Shoreline Features and Processes Chapter 16, Section 3
Forces Acting on the Shoreline • Waves along the shoreline are constantly eroding, transporting, and depositing sediment. Many types of shoreline features can result from this activity • The impact of large, high-energy waves against the shore can be very violent • Cracks and crevices quickly open in the cliffs, and water is forced through • Abrasion is the sawing and grinding action of rock fragments in the water • Waves are also very effective at breaking down rock material and supplying sand to beaches
Wave Refraction • Wave Refraction – the bending of waves • Most waves move towards the shore at an angle • When the waves get closer, they are refracted, bent, so that they come into the shore parallel • Because of refraction, wave energy is concentrated against the sides and ends of headlands that project into the water, whereas wave action is weakened in bays
Concept Check • What is wave refraction? • The bending of waves
Longshore Transport • Longshore Current – flow parallel to shore and move large quantities of sediment along the shore • Turbulence allows long shore currents to easily move fine suspended sand and to roll larger sand and gravel particles along the bottom • Longshore currents can change directions because the direction that waves approach the beach changes with the seasons • Longshore currents generally flow southwards along the Western coast of North America
Concept Check • What causes longshore currents? • The angling of waves in the surf zone
Erosional Features • Shoreline features that originate primarily from the work of erosion are called erosional features • Wave erosion is steadily wearing away the California coast • The cliffs along our coast are created when tectonic processes push the land up at the same time the ocean waves crash against them, eroding them away • Wave-cut cliffs result from the cutting action of the surf against the base of coastal land • As erosion continues, it will reduce the cliffs into a bench-like feature, called a platform • The surf can erode headlands, creating sea caves, when two sea caves meet, a sea arch will form • Arches all eventually collapse into sea stacks
Concept Check • How does a sea arch form? • Sea arches form when two caves (eroded by surf) on opposite sides of a headland unite.

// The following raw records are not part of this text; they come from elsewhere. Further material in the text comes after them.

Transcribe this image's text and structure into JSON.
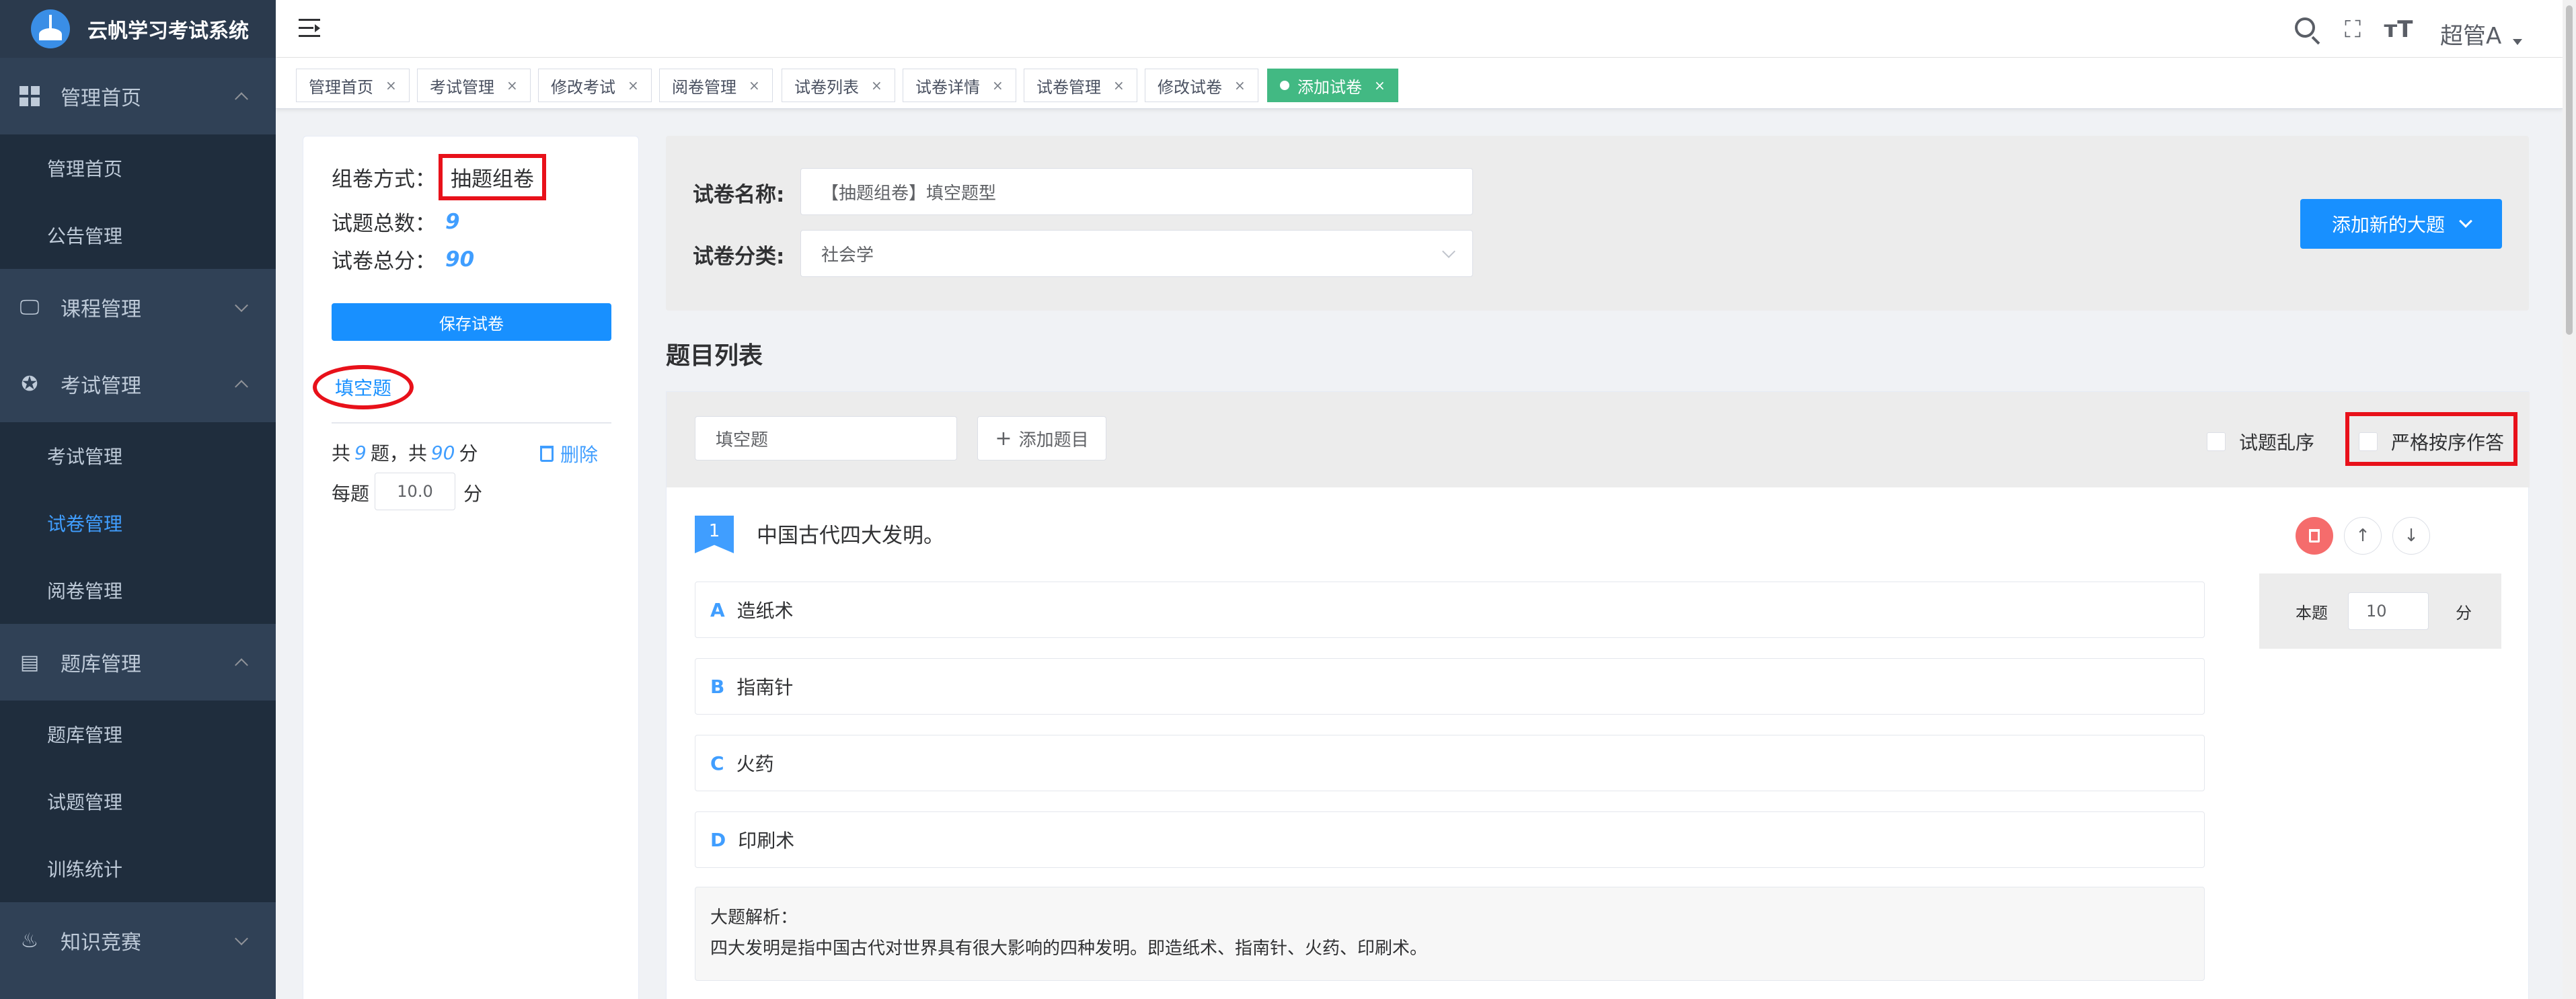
{
  "app": {
    "title": "云帆学习考试系统"
  },
  "sidebar": {
    "groups": [
      {
        "label": "管理首页",
        "icon": "dashboard-icon",
        "expanded": true,
        "items": [
          "管理首页",
          "公告管理"
        ]
      },
      {
        "label": "课程管理",
        "icon": "monitor-icon",
        "expanded": false,
        "items": []
      },
      {
        "label": "考试管理",
        "icon": "settings-icon",
        "expanded": true,
        "items": [
          "考试管理",
          "试卷管理",
          "阅卷管理"
        ]
      },
      {
        "label": "题库管理",
        "icon": "document-icon",
        "expanded": true,
        "items": [
          "题库管理",
          "试题管理",
          "训练统计"
        ]
      },
      {
        "label": "知识竞赛",
        "icon": "fire-icon",
        "expanded": false,
        "items": []
      }
    ],
    "active_item": "试卷管理"
  },
  "header": {
    "user": "超管A",
    "icons": [
      "search-icon",
      "fullscreen-icon",
      "font-size-icon"
    ]
  },
  "tags": [
    {
      "label": "管理首页",
      "active": false
    },
    {
      "label": "考试管理",
      "active": false
    },
    {
      "label": "修改考试",
      "active": false
    },
    {
      "label": "阅卷管理",
      "active": false
    },
    {
      "label": "试卷列表",
      "active": false
    },
    {
      "label": "试卷详情",
      "active": false
    },
    {
      "label": "试卷管理",
      "active": false
    },
    {
      "label": "修改试卷",
      "active": false
    },
    {
      "label": "添加试卷",
      "active": true
    }
  ],
  "left_panel": {
    "method_label": "组卷方式：",
    "method_value": "抽题组卷",
    "total_q_label": "试题总数：",
    "total_q": "9",
    "total_score_label": "试卷总分：",
    "total_score": "90",
    "save_button": "保存试卷",
    "type_name": "填空题",
    "summary_pre": "共",
    "summary_count": "9",
    "summary_mid": "题，共",
    "summary_score": "90",
    "summary_unit": "分",
    "delete_label": "删除",
    "per_label": "每题",
    "per_value": "10.0",
    "per_unit": "分"
  },
  "form": {
    "name_label": "试卷名称:",
    "name_value": "【抽题组卷】填空题型",
    "category_label": "试卷分类:",
    "category_value": "社会学",
    "add_major_button": "添加新的大题"
  },
  "question_list": {
    "title": "题目列表",
    "type_input": "填空题",
    "add_question_button": "添加题目",
    "shuffle_label": "试题乱序",
    "strict_label": "严格按序作答",
    "questions": [
      {
        "number": "1",
        "stem": "中国古代四大发明。",
        "options": [
          {
            "letter": "A",
            "text": "造纸术"
          },
          {
            "letter": "B",
            "text": "指南针"
          },
          {
            "letter": "C",
            "text": "火药"
          },
          {
            "letter": "D",
            "text": "印刷术"
          }
        ],
        "analysis_title": "大题解析：",
        "analysis_text": "四大发明是指中国古代对世界具有很大影响的四种发明。即造纸术、指南针、火药、印刷术。",
        "score_label": "本题",
        "score_value": "10",
        "score_unit": "分"
      }
    ]
  }
}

Depositional Features • Sediment that is transported along the shore and deposited in areas where energy is low produce depositional features • Where longshore currents and other surf zone currents are active, several features related to the movement of sediment along the shore may develop • A spit is an elongated ridge of sand that projects from the land into the mouth of an adjacent bay • The term baymouth bar is used when a sandbar completely crosses a bay, cutting it off from the ocean • A tombolo is a ridge of sand that connects an island to the mainland or another island • Barrier Islands – narrow sandbars parallel to, but separated from the coast
Concept Check • What is a barrier island? • A barrier island is a narrow sandbar parallel to, but separate from, the coast at distances from 3 to 30 km offshore.
Stabilizing the Shore • Shorelines are among Earth’s most dynamic places and are changing constantly • Erosion along the coast causes significant property damage every year • Groins, breakwaters, and seawalls are some structures built to protect a coast from erosion or to prevent the movement of sand along a beach • A groin is a barrier on the beach to trap sand that is moving parallel to the shore • A breakwater protects ships from the force of large breaking waves as they pull out of harbor • A seawall is built parallel to shore and protects the shore from waves • Beach nourishment is the addition of large quantities of sand to the beach system
Assignment (Due 2/28/08) • Read Chapter 16 (pg. 448-467) • Do Chapter 16 Assessment #1-30 (pg. 471-472) • Study for the UNIT TEST!!!
Cool Down • What structures can be built to protect a shoreline? • Groins, breakwaters, and seawalls • How can beach nourishment be helpful? How can it be harmful? • Beach quality and storm protection are improved. The process is expensive and can harm local marine life. • What is one thing new you learned today? Explain.